В голосе мистрис Александр, даже в почтительности, с какой она осведомляла нас об укладе жизни на острове, обоим нам слышалась едва уловимая ирония. Но мы были так изумлены услышанным, так хотелось узнать еще больше, что только забрасывали ее новыми и новыми вопросами.

   —  А можно будет нам бывать на обедах Артиколей? — спросил я.

   —  Да Бео сами пригласят вас... Как только узнают про вас несколько Артиколей, о вас заговорит весь остров. А иностранцам, попадающим в наш Психариум, Бео оказывают особое внимание.

   —  Но это учреждение... — сказала Анна, — объясните нам, что это такое Психариум?...

   —  С удовольствием объясню... — ответила мистрис Александр. — В самом начале, у Артиколей, понаехавших сюда из Европы или из Америки, где они жили многообразной общественной жизнью, было очень много всяких литературных, художественных тем. Они могли в воспоминаниях своих черпать еще тысячи сюжетов. У следующего поколения запаса такого уже не было. Но для художников и писателей этого поколения открылся источник местных, как их называли здесь — «майянских тем»: «Жизнь Бео», «Любовь между женщинами Бео и Артиколями» или «Любовь артикольской женщины к Бео».... Но и эти темы были скоро исчерпаны. Тогда Артиколи стали писать друг о друге. Но это многих задевало, и вообще создавались поводы ко всякого рода недоразумениям. Да к тому же, настоящие, живые человеческие чувства они давно уже перестали ощущать, и нечего было наблюдать ни в себе, ни в сердцах своих собратьев.
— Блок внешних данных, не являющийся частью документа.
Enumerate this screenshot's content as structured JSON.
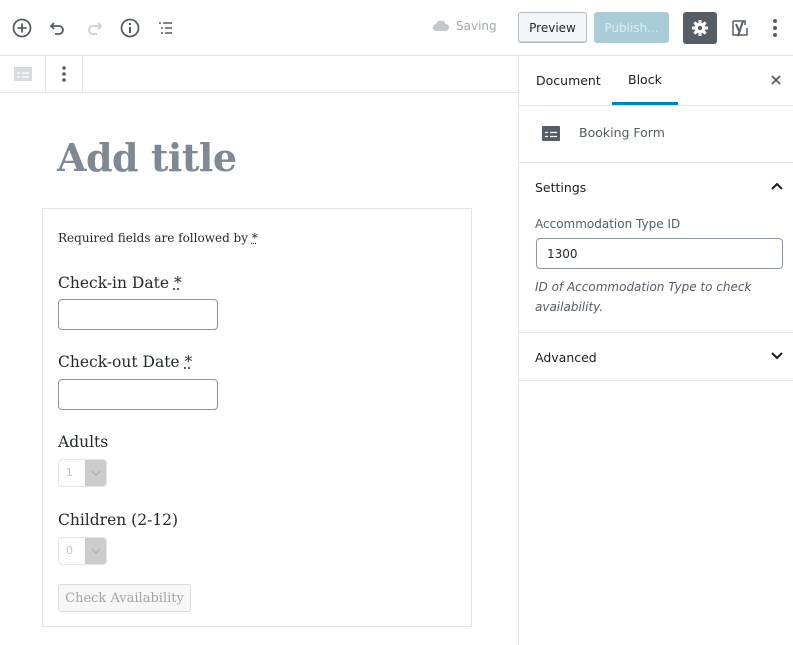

Иные уже останавливались в своих произведениях на тех, так сказать, отраженных чувствах, какие вызываются уже не какими-нибудь душевными конфликтами, а произведениями искусства. Например, если бы вы были Арти- колями, то, совершив такое вот путешествие, вы напечатали бы не только «дорожный дневник», но еще «Дневник» этого дневника, а ваша спутница — «Записки о дорожных записях моего мужа». Это неиспользованная еще залежь тем. Гвоздем последнего литературного сезона была книга Ручко, исповедь на шестнадцати тысячах девяти страницах, озаглавленная: «Отчего я не могу писать». Но не все наделены талантом Ручко. И вот для Артиколей, нуждающихся в героях, в действующих лицах для своих произведений, один умерший лет десять тому назад Бео создал этот Психариум, который представляет собой не что иное, в сущности, как «сад человеческих душ». Психариум наш имеет сотрудников-корреспондентов в Европе, в Америке, которые посылают нам интересные темы. Иногда попадаются еще интересные типы в среде Бео. Иногда счастливый случай приводит к нам таких гостей, как вы.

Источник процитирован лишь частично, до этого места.